All brands are different.
The old Colt action is totally unlike the S&W which is totally unlike the Ruger.
Plus, DA revolvers don't have a "disconnect" mechanism.

Lee Roder
December 19, 2009, 11:36 AM
here's a pretty generic animation

http://static.howstuffworks.com/flash/revolver-diagram.swf

as stated above, specifics depend on gun maker's engineering dept

Jim K
December 19, 2009, 08:38 PM
That is not a very good drawing, mainly in the cylinder stop. It shows the trigger pushing up on the cylinder stop, when in every revolver I know of with a separate cylinder stop (not part of the trigger), a cam on the trigger pulls the stop DOWN to disengage it from the notch in the cylinder then, after the cylinder turns enough to make sure the stop won't drop back in the same notch, releases it so a spring can push it back up to drop into the next notch and stop the cylinder at the right point.

Jim

Lee Roder
December 20, 2009, 10:55 AM
good call. yes the stop and/or trigger have apparently "broken". here's a more realistic animation

http://www.genitron.com/Basics/Revolver/P2Revolver.html

chocolate
December 21, 2009, 07:10 AM
sorry i can not make a diagramme for you but i can suggest a site that will help to complete your purpose that is http://www.genitron.com/Basics/Revolver/P2Revolver.html. go on that site and solve your problem.

Jim K
December 21, 2009, 09:07 PM
That is pretty good. They did miss the secondary cam on the S&W hammer and trigger but then quite a few folks, including some revolver experts, don't know what it is or what it does.

Jim

Lee Roder
December 21, 2009, 10:23 PM
Fortunately, I'm no expert here :) so I think I'm ok asking what is "the secondary cam" on the hammer and trigger? :evil: You mean the little bevel on top of the trigger nose?

Jim K
December 22, 2009, 11:30 PM
Hi, Lee.

To understand, take the sideplate off an S&W revolver (you should have relieved mainspring (hammer spring) tension before doing so) and take out the mainspring.
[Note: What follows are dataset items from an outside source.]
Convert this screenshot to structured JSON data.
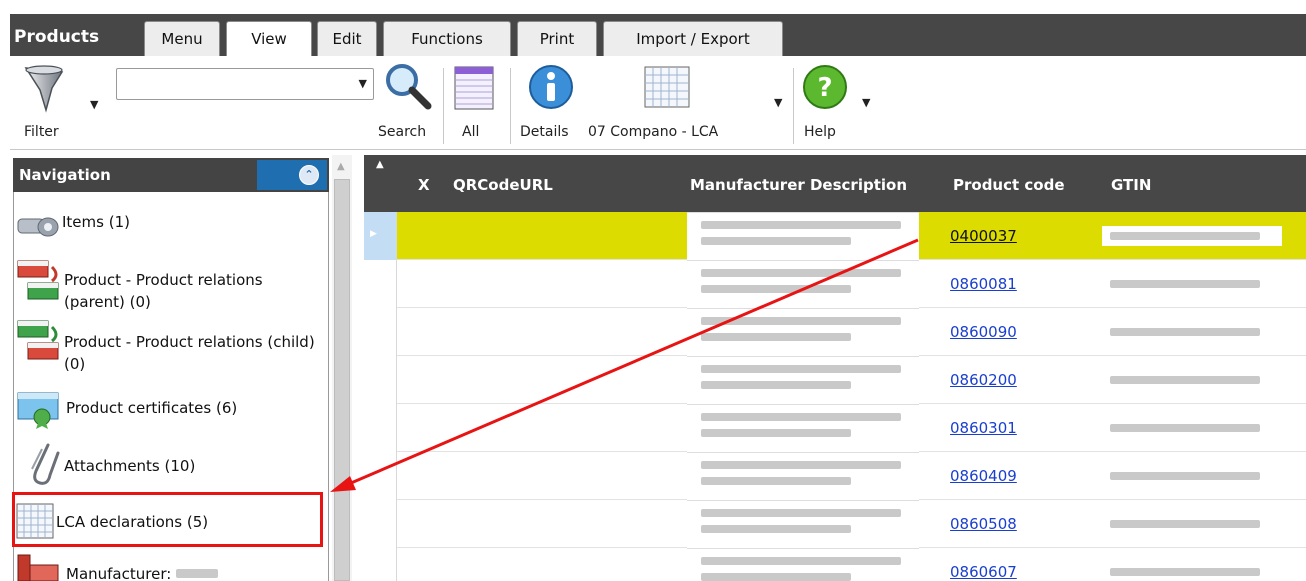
{
  "app": {
    "title": "Products",
    "tabs": [
      {
        "label": "Menu"
      },
      {
        "label": "View"
      },
      {
        "label": "Edit"
      },
      {
        "label": "Functions"
      },
      {
        "label": "Print"
      },
      {
        "label": "Import / Export"
      }
    ],
    "active_tab": "View"
  },
  "ribbon": {
    "filter_label": "Filter",
    "filter_icon": "funnel-icon",
    "search_value": "",
    "search_label": "Search",
    "search_icon": "magnifier-icon",
    "all_label": "All",
    "all_icon": "grid-list-icon",
    "details_label": "Details",
    "details_icon": "info-icon",
    "view_label": "07 Compano - LCA",
    "view_icon": "table-grid-icon",
    "help_label": "Help",
    "help_icon": "help-icon"
  },
  "navigation": {
    "title": "Navigation",
    "items": [
      {
        "label": "Items (1)",
        "icon": "items-icon"
      },
      {
        "label": "Product - Product relations (parent) (0)",
        "icon": "product-relations-icon"
      },
      {
        "label": "Product - Product relations (child) (0)",
        "icon": "product-relations-icon"
      },
      {
        "label": "Product certificates (6)",
        "icon": "certificate-icon"
      },
      {
        "label": "Attachments (10)",
        "icon": "paperclip-icon"
      },
      {
        "label": "LCA declarations (5)",
        "icon": "table-grid-icon"
      },
      {
        "label": "Manufacturer:",
        "icon": "manufacturer-icon"
      }
    ]
  },
  "grid": {
    "columns": [
      "X",
      "QRCodeURL",
      "Manufacturer Description",
      "Product code",
      "GTIN"
    ],
    "rows": [
      {
        "product_code": "0400037",
        "selected": true
      },
      {
        "product_code": "0860081",
        "selected": false
      },
      {
        "product_code": "0860090",
        "selected": false
      },
      {
        "product_code": "0860200",
        "selected": false
      },
      {
        "product_code": "0860301",
        "selected": false
      },
      {
        "product_code": "0860409",
        "selected": false
      },
      {
        "product_code": "0860508",
        "selected": false
      },
      {
        "product_code": "0860607",
        "selected": false
      }
    ]
  },
  "colors": {
    "header": "#474747",
    "selected_row": "#dcdc00",
    "annotation": "#e81414",
    "link": "#1a3fd0"
  }
}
Then operate the double action slowly (watch that the edge of the hammer doesn't hit the frame and dent that little point). As the trigger cams the hammer back using the hammer strut (S&W calls it the sear), there is a point where a cam on the trigger engages a surface on the hammer, the bottom of the part the single action notch is in. As the trigger moves back further, that surface takes the tension and the strut is free, that is it no longer bears on the top of the trigger. It isn't too easy to explain but I think you will see what I mean if you watch the action.

In a Colt or most other revolvers, as the trigger pushes the hammer back, the strut and the top of the trigger start to become parallel, plus the spring tension increases. The combination causes the trigger pull to become progressively harder, a result known as "stacking." By using that camming action, S&W changes the trigger-hammer leverage at a critical point and the trigger pull remains at a constant tension throughout, enabling more accurate double action firing.

(FWIW, that camming action is what is called the S&W "short action", as opposed to the older long action which did keep stacking to a minimum through the shape of the trigger and strut.)

Jim

Lee Roder
December 23, 2009, 09:28 AM
Wow thanks. Learn something new here everyday, really do.

More on mechanisms, stacked triggers, etc ... in your experience, has a "timing diagram" for any revolver ever been published? By that I mean a plot of various quantities such as torque on trigger, hammer displacement, etc, all as a function of angular trigger displacement? A formal characterization of "when things happen" (or are supposed to happen) at a glance? Pictures are worth a thousand words. I've been unsuccessful finding something like this.

Happy holidays.

Jim K
December 23, 2009, 08:00 PM
Such a thing would be useful, but the closest is the Kuhnhausen books, which I strongly recommend. Check Brownells or one of the book sites.